Filippo Sona, director of hotels and hospitality, Middle East and North Africa, at Colliers International, said with hotels in Makkah and Medina so heavily regulated, growth is aligned with these quotas and the increased ability to control property profitability.
“Every developer wants a presence,” Sona added.
A dig into the numbers reveals why.
“Pilgrims are the catalyst, 95% of demand, with Makkah currently having 107,000 keys, only 13% of which are 5-star, and 37% unclassified,” Sona said.
It’s about supply, he explained.
“The historical evolution of Hajj pilgrims over the last 10 years has seen demand increase 5.1%, but supply has not really grown,” Sona added.
Chiheb Ben Mahmoud, executive VP, head of hotels and hospitality, Middle East and Africa, for JLL, said international interest is not just about industry changes but also because of traveler demand.

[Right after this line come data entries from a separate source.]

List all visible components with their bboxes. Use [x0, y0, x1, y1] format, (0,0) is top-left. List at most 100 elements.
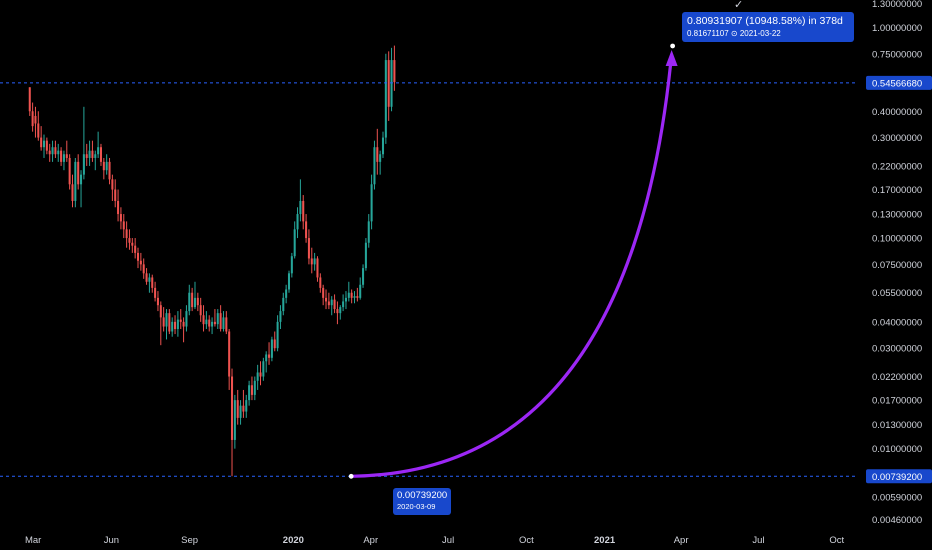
- candle-body: [342, 301, 345, 308]
- measure-change-text: 0.80931907 (10948.58%) in 378d: [687, 15, 843, 27]
- candle-body: [285, 289, 288, 298]
- candle-body: [28, 87, 31, 112]
- candle-body: [373, 147, 376, 185]
- candle-body: [185, 311, 188, 327]
- candle-body: [48, 150, 51, 155]
- candle-body: [179, 319, 182, 322]
- candle-body: [296, 214, 299, 230]
- candle-body: [156, 297, 159, 306]
- candle-body: [228, 331, 231, 377]
- candle-body: [97, 147, 100, 155]
- price-chart[interactable]: 1.30000000 1.00000000 0.75000000 0.40000000…: [0, 0, 932, 550]
- candle-body: [82, 154, 85, 175]
- candle-body: [65, 154, 68, 158]
- candle-body: [80, 174, 83, 185]
- candle-body: [219, 313, 222, 329]
- candle-body: [40, 137, 43, 148]
- candle-body: [344, 297, 347, 302]
- candle-body: [273, 339, 276, 349]
- candle-body: [88, 150, 91, 158]
- candle-body: [99, 147, 103, 162]
- candle-body: [145, 273, 148, 282]
- measure-label: 0.80931907 (10948.58%) in 378d 0.8167110…: [682, 12, 854, 42]
- price-tick-label: 0.00590000: [872, 492, 922, 503]
- candle-body: [60, 150, 63, 162]
- candle-body: [182, 321, 185, 327]
- candle-body: [68, 157, 71, 185]
- time-tick-label: Apr: [363, 535, 378, 546]
- candle-body: [250, 385, 253, 395]
- price-tick-label: 1.30000000: [872, 0, 922, 10]
- candle-body: [367, 221, 370, 243]
- candle-body: [37, 123, 40, 138]
- candle-body: [393, 60, 396, 83]
- candle-body: [259, 372, 262, 377]
- candle-body: [119, 214, 122, 222]
- candle-body: [193, 297, 197, 308]
- candle-body: [114, 189, 117, 201]
- measure-arrow[interactable]: [348, 43, 678, 479]
- candle-body: [350, 292, 353, 298]
- candle-body: [154, 287, 157, 298]
- candlestick-series: [28, 45, 396, 477]
- candle-body: [105, 161, 108, 171]
- candle-body: [239, 405, 242, 418]
- arrow-start-point[interactable]: [348, 473, 354, 479]
- candle-body: [136, 252, 140, 261]
- candle-body: [282, 297, 285, 312]
- candle-body: [265, 354, 268, 362]
- candle-body: [165, 313, 168, 327]
- candle-body: [222, 317, 225, 329]
- low-point-price: 0.00739200: [397, 490, 448, 501]
- candle-body: [336, 309, 339, 314]
- candle-body: [302, 200, 305, 222]
- time-tick-label: Jul: [442, 535, 454, 546]
- candle-body: [287, 273, 291, 290]
- candle-body: [128, 238, 131, 243]
- time-tick-label: Jul: [752, 535, 764, 546]
- arrow-end-point[interactable]: [670, 43, 676, 49]
- candle-body: [279, 311, 282, 322]
- candle-body: [34, 115, 37, 124]
- candle-body: [339, 307, 342, 314]
- candle-body: [216, 313, 219, 325]
- candle-body: [370, 184, 373, 222]
- price-tag-label: 0.54566680: [872, 78, 922, 89]
- time-axis[interactable]: Mar Jun Sep 2020 Apr Jul Oct 2021 Apr Jul Oct: [25, 535, 845, 546]
- check-icon: ✓: [734, 0, 744, 11]
- candle-body: [213, 321, 216, 325]
- candle-body: [230, 376, 234, 440]
- candle-body: [85, 154, 88, 158]
- candle-body: [74, 161, 77, 201]
- candle-body: [162, 317, 165, 327]
- candle-body: [122, 221, 125, 230]
- candle-body: [248, 385, 251, 401]
- price-tick-label: 0.01000000: [872, 444, 922, 455]
- time-tick-label: 2021: [594, 535, 616, 546]
- candle-body: [42, 140, 46, 148]
- time-tick-label: Oct: [829, 535, 844, 546]
- candle-body: [31, 111, 34, 127]
- candle-body: [91, 150, 94, 158]
- candle-body: [379, 154, 382, 162]
- price-tick-label: 0.13000000: [872, 210, 922, 221]
- candle-body: [362, 268, 365, 285]
- candle-body: [148, 277, 151, 282]
- candle-body: [330, 299, 333, 306]
- candle-body: [196, 297, 199, 306]
- price-tick-label: 0.40000000: [872, 107, 922, 118]
- time-tick-label: Jun: [104, 535, 119, 546]
- candle-body: [390, 60, 393, 107]
- price-tag-label: 0.00739200: [872, 472, 922, 483]
- candle-body: [310, 258, 313, 265]
- candle-body: [202, 315, 205, 325]
- candle-body: [353, 296, 356, 298]
- candle-body: [313, 258, 316, 265]
- candle-body: [233, 400, 236, 440]
- candle-body: [333, 299, 336, 310]
- candle-body: [151, 277, 154, 288]
- candle-body: [256, 372, 259, 381]
- candle-body: [307, 238, 310, 259]
- horizontal-guide-lines: [0, 82, 858, 477]
- candle-body: [268, 354, 271, 358]
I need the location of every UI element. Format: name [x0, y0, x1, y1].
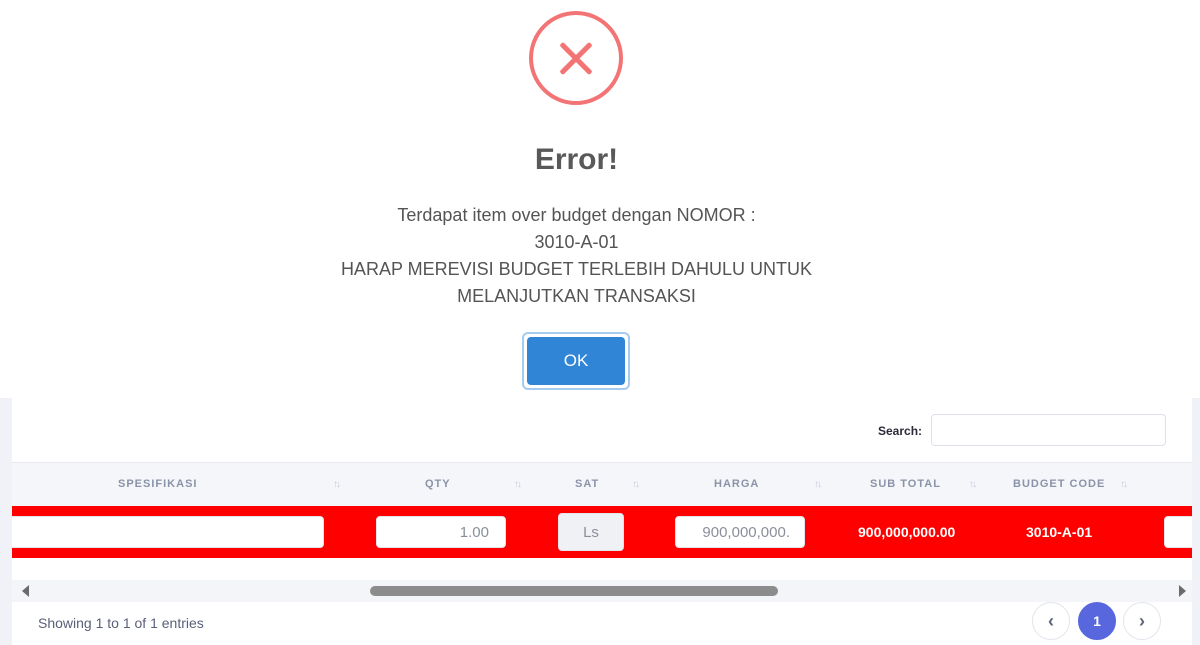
column-header-qty[interactable]: QTY — [425, 478, 451, 490]
sort-icon[interactable]: ↑↓ — [632, 479, 640, 490]
horizontal-scrollbar[interactable] — [12, 580, 1192, 602]
column-header-budget-code[interactable]: BUDGET CODE — [1013, 478, 1105, 490]
ok-button-focus-ring: OK — [522, 332, 630, 390]
dialog-message-line: MELANJUTKAN TRANSAKSI — [457, 286, 696, 306]
pagination-next-button[interactable]: › — [1123, 602, 1161, 640]
chevron-right-icon: › — [1139, 610, 1145, 631]
harga-input[interactable]: 900,000,000. — [675, 516, 805, 548]
sort-icon[interactable]: ↑↓ — [333, 479, 341, 490]
action-input[interactable] — [1164, 516, 1192, 548]
budget-code-value: 3010-A-01 — [1026, 524, 1093, 540]
spesifikasi-input[interactable] — [12, 516, 324, 548]
search-label: Search: — [878, 424, 923, 438]
scroll-right-arrow-icon[interactable] — [1179, 585, 1186, 597]
table-row: 1.00 Ls 900,000,000. 900,000,000.00 3010… — [12, 506, 1192, 558]
scrollbar-thumb[interactable] — [370, 586, 778, 596]
dialog-title: Error! — [534, 143, 619, 176]
sort-icon[interactable]: ↑↓ — [1120, 479, 1128, 490]
dialog-message: Terdapat item over budget dengan NOMOR :… — [0, 202, 1153, 310]
right-background-strip — [1192, 398, 1200, 645]
scroll-left-arrow-icon[interactable] — [22, 585, 29, 597]
sort-icon[interactable]: ↑↓ — [814, 479, 822, 490]
dialog-message-line: Terdapat item over budget dengan NOMOR : — [397, 205, 756, 225]
column-header-sub-total[interactable]: SUB TOTAL — [870, 478, 941, 490]
column-header-spesifikasi[interactable]: SPESIFIKASI — [118, 478, 197, 490]
dialog-message-line: HARAP MEREVISI BUDGET TERLEBIH DAHULU UN… — [340, 259, 813, 279]
pagination-page-button[interactable]: 1 — [1078, 602, 1116, 640]
sort-icon[interactable]: ↑↓ — [514, 479, 522, 490]
error-dialog: Error! Terdapat item over budget dengan … — [0, 0, 1200, 398]
table-header: SPESIFIKASI ↑↓ QTY ↑↓ SAT ↑↓ HARGA ↑↓ SU… — [12, 462, 1192, 506]
sort-icon[interactable]: ↑↓ — [969, 479, 977, 490]
page: Search: SPESIFIKASI ↑↓ QTY ↑↓ SAT ↑↓ HAR… — [0, 0, 1200, 645]
qty-input[interactable]: 1.00 — [376, 516, 506, 548]
error-x-icon — [529, 11, 623, 105]
ok-button[interactable]: OK — [527, 337, 625, 385]
sat-input[interactable]: Ls — [558, 513, 624, 551]
column-header-harga[interactable]: HARGA — [714, 478, 759, 490]
pagination-prev-button[interactable]: ‹ — [1032, 602, 1070, 640]
dialog-message-line: 3010-A-01 — [534, 232, 619, 252]
left-background-strip — [0, 398, 12, 645]
search-input[interactable] — [931, 414, 1166, 446]
table-info: Showing 1 to 1 of 1 entries — [38, 615, 204, 631]
chevron-left-icon: ‹ — [1048, 610, 1054, 631]
sub-total-value: 900,000,000.00 — [858, 524, 956, 540]
column-header-sat[interactable]: SAT — [575, 478, 599, 490]
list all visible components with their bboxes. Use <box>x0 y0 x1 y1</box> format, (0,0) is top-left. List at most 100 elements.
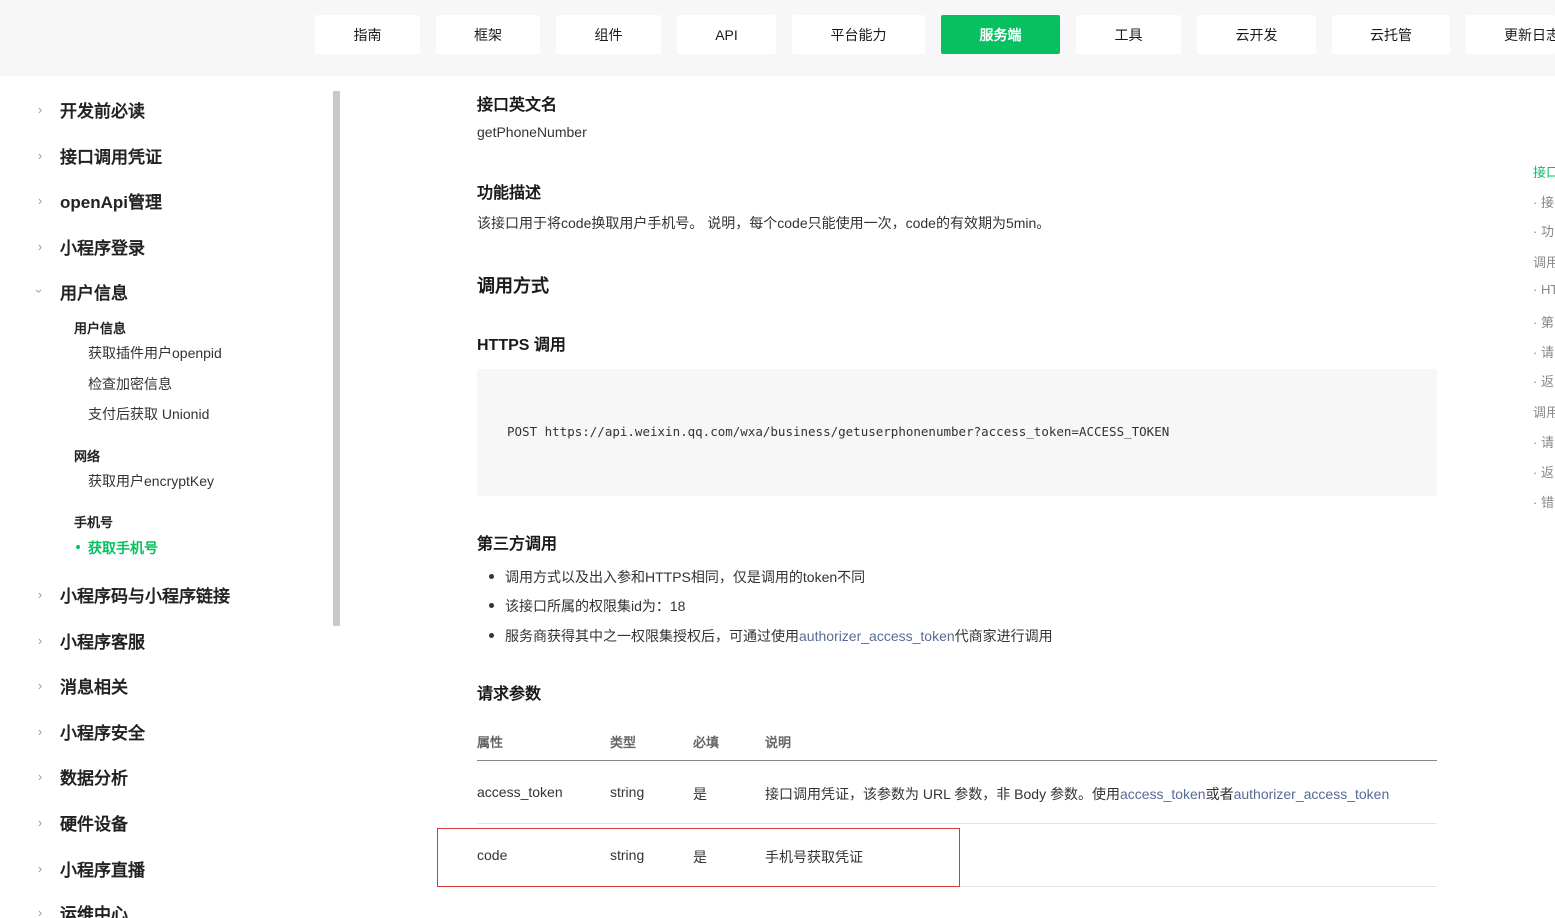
tab-api[interactable]: API <box>677 15 776 54</box>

“For centuries, accommodation was short-term apartment rentals, (but) the system has reached its limitations with the democratization of travel and increasing demands from pilgrims for services. (This has resulted in) the model having shifted towards a service-driven, mainstream hospitality model, which allows year-round operations,” he said.
“It’s an immune market, not dependent on oil prices, so it’s not difficult to see why Dur is doing this,” Sona said, who calculated an additional 11,000 keys in the holy cities by 2017.
Ben Mahmoud said the two holy cities had seen in the past five years an increase of hotels exceeding 1,000 keys.
“Pilgrim travel (is) part of a very complex chain-management system, (but still) the cities cannot accommodate increasing demand from more than 1.8 billion Muslims worldwide,” he said.
He added the Jabal Omar development will in the short-term “significantly reduce the number of visas until after the 2016/2017 date of completion.”
“Hajj numbers peaked at close to four million, but because of the renovation project, 2014 numbers did not reach two million. This caused challenges. Questions the authorities have to ask are how they can manage Hajj travelers when work is complete and the risks of health epidemics and terrorism,” Ben Mahmoud added.
Frothy fundamentals
Despite uncertainties, holy city markets will continue attracting investors and operators due to four simple concepts, according to sources:
- resilient demand;
- immense mismatch between demand and supply;
- short-term supply reduced due to government regulations; and
- costs and hardship of pilgrimage formerly controlled numbers, but with the democratization of air travel, no longer.
High entry barriers might see international chains prefer to enter via secondary and tertiary cities, sources added.
“There are 15 to 18 secondary markets where demographics are right, with Saudi Arabia having five economic cities, the only country in the world to have this many, although they are at different stages of development. Key is that such places have little branded supply,” Sona said.
Quickly out of the blocks is Marriott, which on 8 December signed a deal, also with Dur, to manage two properties (80 and 140 rooms, respectively) in Riyadh, the first two hotels to be opened in the capital’s Diplomatic Quarter.